# Rookie Smoker Needs Help



## wudman (Oct 8, 2015)

I have a 30" MES and just bought two "bricks" of Tillamook Cheese.  I've got that "rat maze" device for pellets and a blow torch.  What I don't have is my Phillips book as we just moved to Spokane.  So, I've got maple and apple pellets.  Need your advice on how long to smoke.  Do I set a temp or just rely on the heat from the smoke.  Any other advice will be appreciated...


----------



## pineywoods (Oct 8, 2015)

You want to cold smoke cheese so don't even turn on the smoker just use the Amazen Smoker. Many people do 3-4 hours for cheese I do about 5-6 personally. Do not try the cheese as soon as it's done it is terrible instead seal it up and leave it in the fridge for two weeks then try it


----------



## muralboy (Oct 8, 2015)

Piney is spot on.  It's hard to resist sneaking a taste right away - which may be a good idea because you will appreciate what the 2 weeks will do to mellow out the flavor.

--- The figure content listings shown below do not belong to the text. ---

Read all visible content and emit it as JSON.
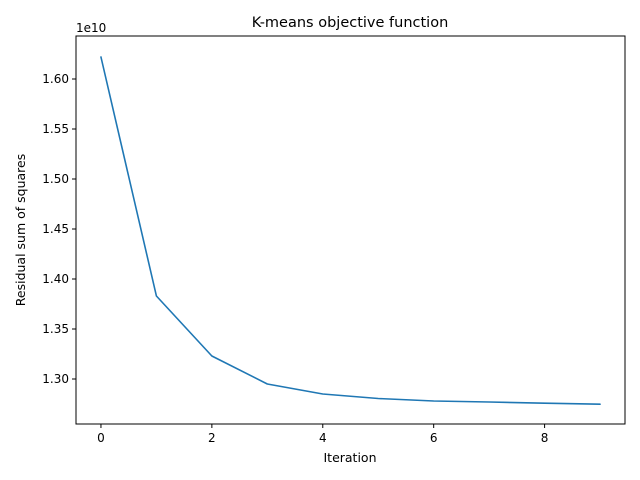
{
  "chart_data": {
    "type": "line",
    "title": "K-means objective function",
    "xlabel": "Iteration",
    "ylabel": "Residual sum of squares",
    "y_offset_label": "1e10",
    "y_scale_factor": 10000000000,
    "x": [
      0,
      1,
      2,
      3,
      4,
      5,
      6,
      7,
      8,
      9
    ],
    "series": [
      {
        "values": [
          16220000000,
          13830000000,
          13230000000,
          12950000000,
          12850000000,
          12805000000,
          12780000000,
          12770000000,
          12758000000,
          12748000000
        ],
        "color": "#1f77b4"
      }
    ],
    "xlim": [
      -0.45,
      9.45
    ],
    "ylim": [
      12550000000,
      16430000000
    ],
    "x_ticks": [
      0,
      2,
      4,
      6,
      8
    ],
    "x_tick_labels": [
      "0",
      "2",
      "4",
      "6",
      "8"
    ],
    "y_ticks": [
      13000000000,
      13500000000,
      14000000000,
      14500000000,
      15000000000,
      15500000000,
      16000000000
    ],
    "y_tick_labels": [
      "1.30",
      "1.35",
      "1.40",
      "1.45",
      "1.50",
      "1.55",
      "1.60"
    ],
    "y_tick_values_scaled": [
      1.3,
      1.35,
      1.4,
      1.45,
      1.5,
      1.55,
      1.6
    ],
    "grid": false,
    "legend": "none"
  }
}
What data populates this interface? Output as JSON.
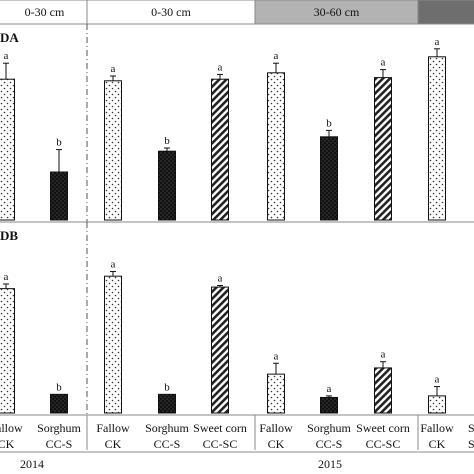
{
  "chart_data": {
    "type": "bar",
    "header_bands": [
      {
        "label": "0-30 cm",
        "color": "#ffffff"
      },
      {
        "label": "0-30 cm",
        "color": "#ffffff"
      },
      {
        "label": "30-60 cm",
        "color": "#b3b3b3"
      },
      {
        "label": "",
        "color": "#6e6e6e"
      }
    ],
    "panels": [
      {
        "title": "DA",
        "groups": [
          {
            "id": "g2014",
            "bars": [
              {
                "treatment": "Fallow",
                "code": "CK",
                "value": 88,
                "error": 10,
                "letter": "a",
                "pattern": "dots"
              },
              {
                "treatment": "Sorghum",
                "code": "CC-S",
                "value": 30,
                "error": 14,
                "letter": "b",
                "pattern": "solid"
              }
            ]
          },
          {
            "id": "g2015_030",
            "bars": [
              {
                "treatment": "Fallow",
                "code": "CK",
                "value": 87,
                "error": 3,
                "letter": "a",
                "pattern": "dots"
              },
              {
                "treatment": "Sorghum",
                "code": "CC-S",
                "value": 43,
                "error": 2,
                "letter": "b",
                "pattern": "solid"
              },
              {
                "treatment": "Sweet corn",
                "code": "CC-SC",
                "value": 88,
                "error": 3,
                "letter": "a",
                "pattern": "hatch"
              }
            ]
          },
          {
            "id": "g2015_3060",
            "bars": [
              {
                "treatment": "Fallow",
                "code": "CK",
                "value": 92,
                "error": 6,
                "letter": "a",
                "pattern": "dots"
              },
              {
                "treatment": "Sorghum",
                "code": "CC-S",
                "value": 52,
                "error": 4,
                "letter": "b",
                "pattern": "solid"
              },
              {
                "treatment": "Sweet corn",
                "code": "CC-SC",
                "value": 89,
                "error": 5,
                "letter": "a",
                "pattern": "hatch"
              }
            ]
          },
          {
            "id": "g2015_extra",
            "bars": [
              {
                "treatment": "Fallow",
                "code": "CK",
                "value": 102,
                "error": 5,
                "letter": "a",
                "pattern": "dots"
              }
            ]
          }
        ]
      },
      {
        "title": "DB",
        "groups": [
          {
            "id": "g2014",
            "bars": [
              {
                "treatment": "Fallow",
                "code": "CK",
                "value": 80,
                "error": 3,
                "letter": "a",
                "pattern": "dots"
              },
              {
                "treatment": "Sorghum",
                "code": "CC-S",
                "value": 12,
                "error": 0,
                "letter": "b",
                "pattern": "solid"
              }
            ]
          },
          {
            "id": "g2015_030",
            "bars": [
              {
                "treatment": "Fallow",
                "code": "CK",
                "value": 88,
                "error": 3,
                "letter": "a",
                "pattern": "dots"
              },
              {
                "treatment": "Sorghum",
                "code": "CC-S",
                "value": 12,
                "error": 0,
                "letter": "b",
                "pattern": "solid"
              },
              {
                "treatment": "Sweet corn",
                "code": "CC-SC",
                "value": 81,
                "error": 1,
                "letter": "a",
                "pattern": "hatch"
              }
            ]
          },
          {
            "id": "g2015_3060",
            "bars": [
              {
                "treatment": "Fallow",
                "code": "CK",
                "value": 25,
                "error": 7,
                "letter": "a",
                "pattern": "dots"
              },
              {
                "treatment": "Sorghum",
                "code": "CC-S",
                "value": 10,
                "error": 1,
                "letter": "a",
                "pattern": "solid"
              },
              {
                "treatment": "Sweet corn",
                "code": "CC-SC",
                "value": 29,
                "error": 4,
                "letter": "a",
                "pattern": "hatch"
              }
            ]
          },
          {
            "id": "g2015_extra",
            "bars": [
              {
                "treatment": "Fallow",
                "code": "CK",
                "value": 11,
                "error": 6,
                "letter": "a",
                "pattern": "dots"
              }
            ]
          }
        ]
      }
    ],
    "year_labels": [
      "2014",
      "2015"
    ],
    "clipped_tick_fragments": [
      {
        "panel": 0,
        "text": "CK"
      },
      {
        "panel": 1,
        "text": "S"
      },
      {
        "panel": 1,
        "text": "S"
      }
    ],
    "ylim": [
      0,
      110
    ],
    "grid": false,
    "colors": {
      "frame": "#888888",
      "ink": "#111111",
      "header_mid": "#b3b3b3",
      "header_dark": "#6e6e6e"
    }
  }
}
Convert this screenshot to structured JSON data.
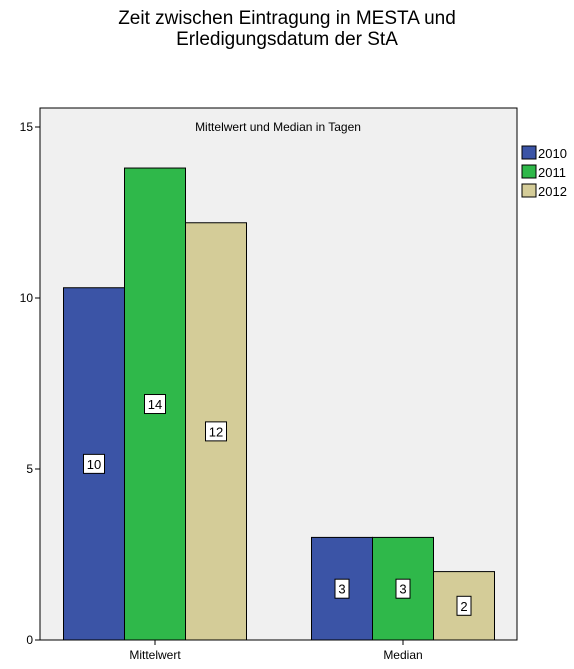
{
  "chart_data": {
    "type": "bar",
    "title_lines": [
      "Zeit zwischen Eintragung in MESTA und",
      "Erledigungsdatum der StA"
    ],
    "inner_title": "Mittelwert und Median in Tagen",
    "categories": [
      "Mittelwert",
      "Median"
    ],
    "series": [
      {
        "name": "2010",
        "color": "#3b54a6",
        "values": [
          10.3,
          3.0
        ],
        "labels": [
          "10",
          "3"
        ]
      },
      {
        "name": "2011",
        "color": "#2fb84a",
        "values": [
          13.8,
          3.0
        ],
        "labels": [
          "14",
          "3"
        ]
      },
      {
        "name": "2012",
        "color": "#d4cc98",
        "values": [
          12.2,
          2.0
        ],
        "labels": [
          "12",
          "2"
        ]
      }
    ],
    "ylim": [
      0,
      15
    ],
    "yticks": [
      0,
      5,
      10,
      15
    ],
    "xlabel": "",
    "ylabel": "",
    "grid": false,
    "legend_position": "right",
    "plot_background": "#f0f0f0"
  }
}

Let the cheese sit in the fridge overnight on a tray, then vac seal and keep in fridge for a few weeks. Then enjoy!


----------



## wudman (Oct 9, 2015)

Thanks to Piney and Mural...good ideas.  I did find a super thread on cheese.  I had no idea that smoking cheese could be so complicated.  Smoke on!


----------



## muralboy (Oct 9, 2015)

One more tip - let the cheese sit out at room temp about 1 hr and blot any moisture from the surface before the smoke


----------